Business activity in Egypt's private sector, excluding oil, shrank in July, with modest declines in output, new orders, and employment, a survey showed on Tuesday.
The Emirates NBD Egypt Purchasing Managers' Index dipped to 49.2 in July from 50.2 the previous month. A reading above 50 indicates expansion and below 50, contraction.
The previous month's PMI had been the first expansion after five consecutive months of contraction.
"The drop in July's survey came in below expectations, and hence raises the possibility that Egypt's macroeconomic recovery may have stalled at the start of FY2015/16," Emirates NBD economist, Jean-Paul Pigat, said.
Output fell in July for the first time in three months, though the contraction was "only slight", and was due to subdued demand, respondents said.
New export business declined for the second time in three months, compounding softened demand. Respondents said a lack of stability in major export markets across the Middle East led to a decline in new work from abroad.
"That said, assuming the two biggest factors that are undermining private sector business activity at the moment - security risks and FX liquidity shortages - improve in the coming months, we would be optimistic that growth momentum can accelerate in H2," Pigat said.
Respondents reported that a shortage of foreign currency rendered them unable to meet suppliers' cash requirements.
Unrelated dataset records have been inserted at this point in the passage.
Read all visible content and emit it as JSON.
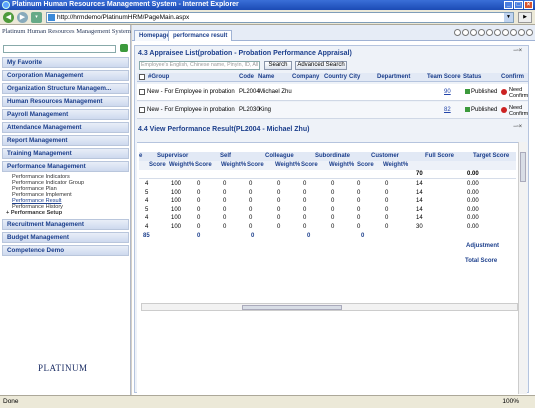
{
  "window": {
    "title": "Platinum Human Resources Management System - Internet Explorer"
  },
  "address": {
    "url": "http://hrmdemo/PlatinumHRM/PageMain.aspx"
  },
  "sidebar": {
    "system_title": "Platinum Human Resources Management System",
    "menu": [
      "My Favorite",
      "Corporation Management",
      "Organization Structure Managem...",
      "Human Resources Management",
      "Payroll Management",
      "Attendance Management",
      "Report Management",
      "Training Management",
      "Performance Management"
    ],
    "performance_sub": [
      "Performance Indicators",
      "Performance Indicator Group",
      "Performance Plan",
      "Performance Implement",
      "Performance Result",
      "Performance History",
      "+ Performance Setup"
    ],
    "menu_bottom": [
      "Recruitment Management",
      "Budget Management",
      "Competence Demo"
    ],
    "logo_text": "PLATINUM"
  },
  "tabs": {
    "homepage": "Homepage",
    "performance_result": "performance result"
  },
  "appraisee": {
    "title": "4.3 Appraisee List(probation - Probation Performance Appraisal)",
    "search_placeholder": "Employee's English, Chinese name, Pinyin, ID, All",
    "search_label": "Search",
    "advanced_label": "Advanced Search",
    "columns": [
      "#Group",
      "Code",
      "Name",
      "Company",
      "Country",
      "City",
      "Department",
      "Team Score",
      "Status",
      "Confirm"
    ],
    "rows": [
      {
        "group": "New - For Employee in probation",
        "code": "PL2004",
        "name": "Michael Zhu",
        "score": "90",
        "status": "Published",
        "confirm": "Need Confirm"
      },
      {
        "group": "New - For Employee in probation",
        "code": "PL2030",
        "name": "King",
        "score": "82",
        "status": "Published",
        "confirm": "Need Confirm"
      }
    ]
  },
  "result": {
    "title": "4.4 View Performance Result(PL2004 - Michael Zhu)",
    "group_headers": [
      "e",
      "Supervisor",
      "Self",
      "Colleague",
      "Subordinate",
      "Customer",
      "Full Score",
      "Target Score"
    ],
    "sub_headers": [
      "Score",
      "Weight%",
      "Score",
      "Weight%",
      "Score",
      "Weight%",
      "Score",
      "Weight%",
      "Score",
      "Weight%"
    ],
    "totals": {
      "full": "70",
      "target": "0.00"
    },
    "rows": [
      [
        "4",
        "100",
        "0",
        "0",
        "0",
        "0",
        "0",
        "0",
        "0",
        "0",
        "14",
        "0.00"
      ],
      [
        "5",
        "100",
        "0",
        "0",
        "0",
        "0",
        "0",
        "0",
        "0",
        "0",
        "14",
        "0.00"
      ],
      [
        "4",
        "100",
        "0",
        "0",
        "0",
        "0",
        "0",
        "0",
        "0",
        "0",
        "14",
        "0.00"
      ],
      [
        "5",
        "100",
        "0",
        "0",
        "0",
        "0",
        "0",
        "0",
        "0",
        "0",
        "14",
        "0.00"
      ],
      [
        "4",
        "100",
        "0",
        "0",
        "0",
        "0",
        "0",
        "0",
        "0",
        "0",
        "14",
        "0.00"
      ],
      [
        "4",
        "100",
        "0",
        "0",
        "0",
        "0",
        "0",
        "0",
        "0",
        "0",
        "30",
        "0.00"
      ]
    ],
    "summary": [
      "85",
      "0",
      "0",
      "0",
      "0"
    ],
    "adjustment_label": "Adjustment",
    "total_label": "Total Score"
  },
  "status": {
    "text": "Done",
    "zoom": "100%"
  }
}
Non-oil private sector companies also raised prices for the second month in a row during July. Some respondents said this was the result of higher input costs being passed on to consumers.
Egypt's urban consumer inflation dropped to 11.4 percent in June from 13.1 percent in May, official statistics agency CAPMAS said in early July.
The depreciation of the Egyptian pound against the U.S. dollar also led to a rise in purchase prices last month, respondents said.
Egypt's central bank allowed the pound to depreciate to 7.73 pounds to the dollar early in July, a move analysts say could boost exports and attract new investment, but which raises the cost of imported materials for local producers.
Non-oil private sector employment in Egypt also fell and at the fastest rate for three months, although it was still modest.
President Abdel Fattah al-Sisi has pledged to reduce joblessness to 10 percent over the next five years. Unemployment stood at 12.8 percent during the first three months of 2015 according to the government's statistics agency, but analysts believe actual unemployment may be higher.